Crónica de un desalojo
El desalojo de todas las familias que habitaban la esquina del edificio donde funcionó el restaurante Manolo, en Brasil y Bolívar, se hizo con policías y prolijidad el 18 de abril último. Mientras tanto, algunos comercios cercanos se mantuvieron cerrados por temor a posibles disturbios. El edificio será demolido y allí funcionará un hotel. Aquí, la mirada de un vecino, Rogelio Ponsard, y una pregunta: “en Capital Federal si los problemas no se venl, ¿no existen?”
Por cuarta vez en los treinta meses que vivo en San Telmo, fui testigo de un desalojo. La primera fue a treinta metros de casa; la segunda, en la calle Piedras; la tercera, a doscientos metros de casa, en la avenida Caseros y, ahora, a cincuenta metros: en la esquina de Bolívar y Brasil, arriba del ex restaurante “Manolo”.

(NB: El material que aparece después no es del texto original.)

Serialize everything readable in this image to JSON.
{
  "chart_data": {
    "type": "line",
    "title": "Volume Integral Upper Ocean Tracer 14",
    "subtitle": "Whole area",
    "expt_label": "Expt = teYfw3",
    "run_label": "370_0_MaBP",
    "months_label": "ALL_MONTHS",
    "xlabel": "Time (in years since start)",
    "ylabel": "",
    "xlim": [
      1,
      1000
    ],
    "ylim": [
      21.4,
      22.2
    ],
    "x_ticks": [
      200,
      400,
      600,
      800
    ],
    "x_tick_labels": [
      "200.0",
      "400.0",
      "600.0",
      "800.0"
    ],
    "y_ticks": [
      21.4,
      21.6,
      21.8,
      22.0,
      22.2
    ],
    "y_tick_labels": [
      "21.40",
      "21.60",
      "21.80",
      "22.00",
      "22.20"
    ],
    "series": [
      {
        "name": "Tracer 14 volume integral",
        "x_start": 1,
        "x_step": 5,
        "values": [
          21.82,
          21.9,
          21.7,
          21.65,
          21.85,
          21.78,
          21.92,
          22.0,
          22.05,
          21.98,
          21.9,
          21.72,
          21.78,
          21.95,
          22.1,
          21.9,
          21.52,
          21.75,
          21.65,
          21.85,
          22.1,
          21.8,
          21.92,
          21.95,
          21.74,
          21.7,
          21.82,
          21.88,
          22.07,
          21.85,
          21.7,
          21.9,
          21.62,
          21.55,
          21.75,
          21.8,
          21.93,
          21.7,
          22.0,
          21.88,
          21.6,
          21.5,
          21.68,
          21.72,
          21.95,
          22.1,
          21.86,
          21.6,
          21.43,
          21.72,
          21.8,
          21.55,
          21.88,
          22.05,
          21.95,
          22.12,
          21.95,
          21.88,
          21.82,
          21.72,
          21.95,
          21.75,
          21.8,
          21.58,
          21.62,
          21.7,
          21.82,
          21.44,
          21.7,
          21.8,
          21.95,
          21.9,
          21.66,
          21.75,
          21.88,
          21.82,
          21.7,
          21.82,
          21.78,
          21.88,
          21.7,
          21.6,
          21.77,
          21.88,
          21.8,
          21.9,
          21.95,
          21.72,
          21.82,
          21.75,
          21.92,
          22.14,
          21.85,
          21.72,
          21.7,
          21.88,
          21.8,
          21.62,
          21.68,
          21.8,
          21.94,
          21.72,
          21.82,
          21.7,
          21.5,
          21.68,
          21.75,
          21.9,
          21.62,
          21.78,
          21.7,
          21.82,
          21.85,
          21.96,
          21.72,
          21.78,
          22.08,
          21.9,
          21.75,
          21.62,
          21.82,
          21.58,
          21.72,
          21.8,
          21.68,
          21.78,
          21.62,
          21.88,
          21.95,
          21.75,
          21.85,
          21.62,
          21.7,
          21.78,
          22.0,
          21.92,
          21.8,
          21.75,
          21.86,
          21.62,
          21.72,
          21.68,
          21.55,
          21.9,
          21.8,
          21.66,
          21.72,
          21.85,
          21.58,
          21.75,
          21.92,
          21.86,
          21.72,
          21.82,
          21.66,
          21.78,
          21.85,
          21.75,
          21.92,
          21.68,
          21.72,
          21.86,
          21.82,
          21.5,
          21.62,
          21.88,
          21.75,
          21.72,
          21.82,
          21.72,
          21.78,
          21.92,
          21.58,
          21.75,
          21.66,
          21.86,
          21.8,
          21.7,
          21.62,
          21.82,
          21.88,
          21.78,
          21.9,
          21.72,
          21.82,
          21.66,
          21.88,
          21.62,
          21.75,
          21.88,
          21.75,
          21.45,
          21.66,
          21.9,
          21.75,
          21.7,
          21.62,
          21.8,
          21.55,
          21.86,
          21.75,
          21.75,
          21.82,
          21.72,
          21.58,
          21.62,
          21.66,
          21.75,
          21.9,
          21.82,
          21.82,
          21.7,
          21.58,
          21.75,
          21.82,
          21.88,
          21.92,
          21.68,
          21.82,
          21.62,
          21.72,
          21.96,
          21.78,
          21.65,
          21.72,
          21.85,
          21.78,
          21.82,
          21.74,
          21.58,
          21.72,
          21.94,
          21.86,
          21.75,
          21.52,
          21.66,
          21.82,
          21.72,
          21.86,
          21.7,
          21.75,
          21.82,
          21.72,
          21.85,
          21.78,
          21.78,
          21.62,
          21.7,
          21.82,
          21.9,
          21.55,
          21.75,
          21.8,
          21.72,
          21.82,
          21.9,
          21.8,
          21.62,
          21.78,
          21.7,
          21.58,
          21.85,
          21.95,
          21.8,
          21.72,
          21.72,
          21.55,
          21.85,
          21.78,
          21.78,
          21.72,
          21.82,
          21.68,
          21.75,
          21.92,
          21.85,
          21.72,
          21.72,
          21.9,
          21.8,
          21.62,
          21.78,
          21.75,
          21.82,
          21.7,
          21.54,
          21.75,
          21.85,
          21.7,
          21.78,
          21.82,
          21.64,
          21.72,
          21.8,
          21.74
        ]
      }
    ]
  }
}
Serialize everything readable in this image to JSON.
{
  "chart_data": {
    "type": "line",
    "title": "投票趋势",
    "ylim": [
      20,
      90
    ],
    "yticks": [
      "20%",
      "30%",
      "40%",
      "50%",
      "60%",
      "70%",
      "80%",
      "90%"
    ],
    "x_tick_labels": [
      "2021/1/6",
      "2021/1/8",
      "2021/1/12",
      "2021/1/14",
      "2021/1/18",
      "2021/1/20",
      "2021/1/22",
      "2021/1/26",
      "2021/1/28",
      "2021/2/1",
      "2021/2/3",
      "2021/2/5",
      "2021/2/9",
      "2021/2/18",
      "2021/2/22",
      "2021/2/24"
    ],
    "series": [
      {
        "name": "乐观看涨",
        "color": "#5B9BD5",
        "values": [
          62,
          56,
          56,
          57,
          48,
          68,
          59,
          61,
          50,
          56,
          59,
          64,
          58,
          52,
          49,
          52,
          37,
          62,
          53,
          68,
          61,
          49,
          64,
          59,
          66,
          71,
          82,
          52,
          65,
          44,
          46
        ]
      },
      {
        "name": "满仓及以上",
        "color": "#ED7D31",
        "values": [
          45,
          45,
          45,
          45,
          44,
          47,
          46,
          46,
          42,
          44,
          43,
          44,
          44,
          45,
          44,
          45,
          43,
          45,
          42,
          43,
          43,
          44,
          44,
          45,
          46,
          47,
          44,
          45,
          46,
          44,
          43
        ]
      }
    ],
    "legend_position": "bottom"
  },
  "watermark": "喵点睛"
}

El edificio, de más de cien años, había perdido ya gruesos trozos de mampostería. Cada ventana correspondía a una familia. Los pesados balcones, adornados con guirnaldas de ropa puestas a secar, habían sido transformados, por medio de tabiques precarios, en galpones donde se guardaban trastos, bicicletas, cajas, valijas, plantas. En verano, las ventanas ampliamente abiertas dejaban ver televisores prendidos y adivinar cómo se sofocaban los vecinos. La puerta de entrada era un continuo entrar y salir de mujeres jóvenes con un montón de chiquitos.
Hacía tres años ya que estos vecinos se resistían al desalojo. Pero la ley es la ley, y debe cumplirse. La Constitución y la ley defienden el derecho de propiedad, que es algo sagrado. El derecho a la vivienda digna, algún día, quizás también llegará a ser un derecho sagrado.
Ahora los enseres se van amontonando en pirámides: catres, mesas, cajas de cartón, sillas, ventiladores, bolsas de consorcio. En la vereda, algunas mujeres charlan sentadas en los escalones y bandadas de chiquilines juegan en medio de la calle. En la vereda de enfrente, dos policías y dos señores trajeados vigilan. No molestan ni dañan a nadie. Pero todos saben para qué están. Desde que tenemos a un nuevo Jefe de Gobierno, el cambio se hace notar. Ahora, todo se hace con un orden impecable, limpiamente, con eficacia.
Durante la noche, cuadrillas municipales tapiaron cuatro esquinas, a ciento veinte metros del desalojo, en las cuatro direcciones, con grandes barricadas metálicas, cortando completamente el tráfico, veredas incluidas. En cada una de estas barricadas anti-motín, varios policías. Además, tropas de asalto por si acaso. Las nueve líneas de colectivo que suelen pasar por el lugar han sido desviadas.
A media mañana, tengo que ir a una ferretería que está fuera del perímetro. Un policía me deja salir. Diez minutos más tarde, cuando regreso, hay problemas. Los policías niegan rotundamente la entrada a un hombre de treinta años que pretendía ir hasta una panadería que estaba treinta metros adentro. Fue un “no” categórico. Y como el hombre insistía, el policía empezó a mostrar la hilacha y se puso amenazante.
El hombre se fue. Ahora me toca a mí pedir el paso. Con mirada de tonto, pregunté al policía si había “estado de sitio”. Me respondió con un “todavía no”. Buscó sacarme de encima y me ordenó rodear la manzana para presentarme en otra barrera. Finalmente, mostrando mi documento, le probé que vivía dentro de la zona y pude entrar.
Vuelvo a pasar por la esquina del desalojo. Ahora hay grupos de personas desalojadas, casi listas para irse, que se abrazan unos a otros. Son abrazos de despedida, silenciosos, y tanto más que, con las calles cortadas al tránsito, reina un silencio de cementerio.
En el barrio, muchos negocios, incluido el supermercado, están cerrados. Se trata del típico miedo de la gente frente a los disturbios que, dicen, podrían producirse. Algunos piensan que con desalojos así, el barrio mejorará. Los problemas se exportarán hacia los suburbios y, por lo tanto, ya no existirán.
El portero de mi edificio me dice: “Y… con tal que sea para bien”. Según parece, el viejo edificio de la esquina en este casco histórico va a ser derribado y será reemplazado por un hotel cinco estrellas. Es decir, que esta esquina siempre servirá para alojamiento.